Hardware matters in Fu’s view. After visiting CES, he points to AI glasses, toys and business devices such as smart voice recorders as signs that embodied AI is crossing an experience threshold. He sees robotics not as a distant sci‑fi prospect but as a partially commercialized field with concrete deployments, and he has put money where his mouth is — founding OrionStar in 2016 to focus on intelligent service robots and acquiring lightweight collaborative-robot maker UFactory in 2025.

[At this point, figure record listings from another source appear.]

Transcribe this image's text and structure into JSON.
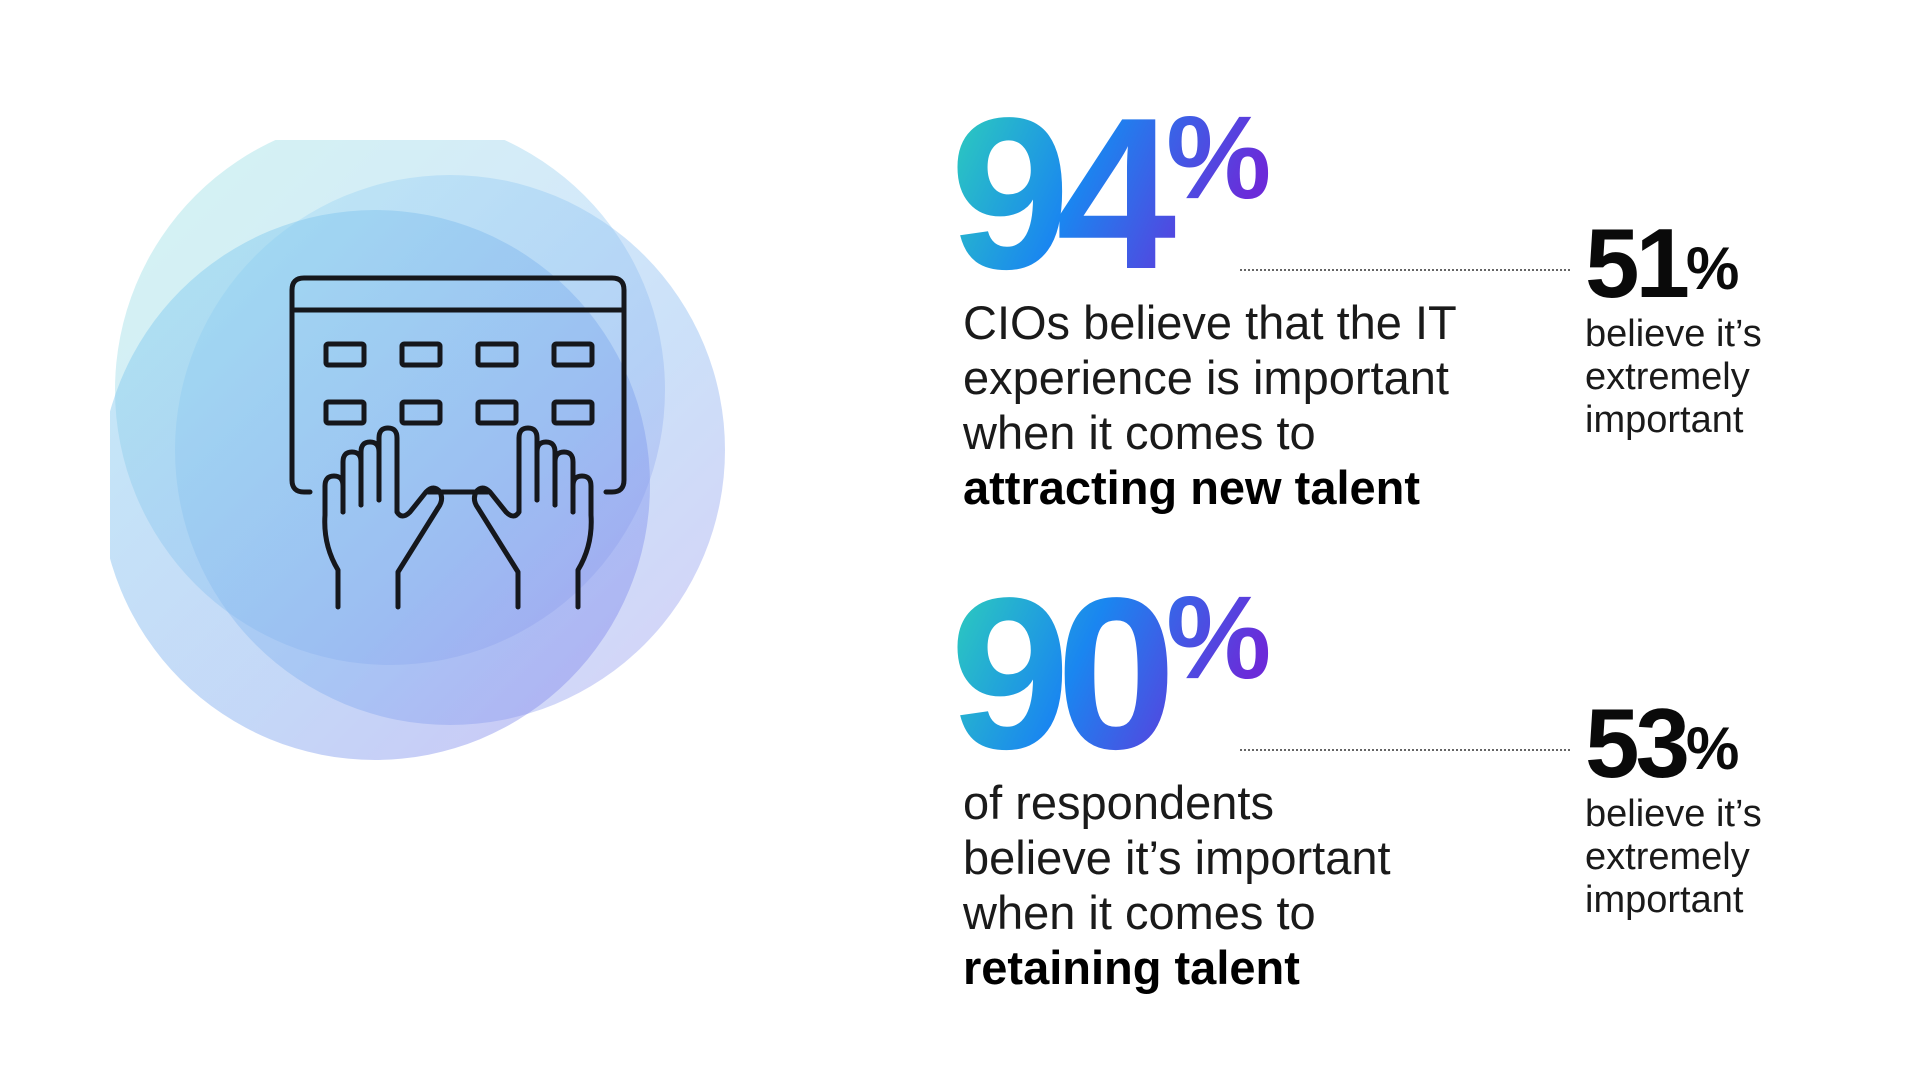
{
  "stats": [
    {
      "value": "94",
      "unit": "%",
      "description": [
        "CIOs believe that the IT",
        "experience is important",
        "when it comes to"
      ],
      "emphasis": "attracting new talent",
      "sub_value": "51",
      "sub_unit": "%",
      "sub_label": [
        "believe it’s",
        "extremely",
        "important"
      ]
    },
    {
      "value": "90",
      "unit": "%",
      "description": [
        "of respondents",
        "believe it’s important",
        "when it comes to"
      ],
      "emphasis": "retaining talent",
      "sub_value": "53",
      "sub_unit": "%",
      "sub_label": [
        "believe it’s",
        "extremely",
        "important"
      ]
    }
  ],
  "icons": {
    "illustration": "keyboard-typing-hands-icon"
  },
  "colors": {
    "gradient_teal": "#2fd6b5",
    "gradient_blue": "#1a86f0",
    "gradient_purple": "#6b2bd9",
    "text_dark": "#111111"
  }
}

The common thread in Fu’s strategy is what he calls “start with the end” (以终为始): find a strong use case first and then build the product and business around it. That pragmatic stance drives OrionStar’s approach to deployment in exhibition guides, restaurant delivery and hotel service robots, where current AI technologies already deliver measurable value and predictable returns.

Fu’s comments sit against a fast‑moving global landscape. He recalls Cheetah Mobile’s early commitment to AI and traces the industry’s jump from pattern recognition to large models that claim a deeper form of understanding. He also notes the accelerating competition and capital flows — from sky‑high private valuations for OpenAI and interest in Anthropic, to new features such as Google’s Gemini shopping tools and the rush by phone makers and apps to add agent capabilities and “personal assistant” functionality.

Despite the optimism, Fu issues a caution: foundational models still have meaningful limits. He says many agent failures and hard productivity problems are rooted not in user interfaces or integration but in the base models themselves, especially when systems are asked to make real decisions. That assessment shifts the battleground from mere product demos to model reliability, domain adaptation and safety.

For global readers the takeaway is twofold. First, China’s AI trajectory combines rapid application-layer innovation with a hardware and robotics push that emphasises monetisable, narrow deployments rather than general‑purpose autonomy. Second, gaps in base-model performance create commercial and technical opportunities for specialised industry models, better evaluation metrics, and system designs that combine models with deterministic engineering.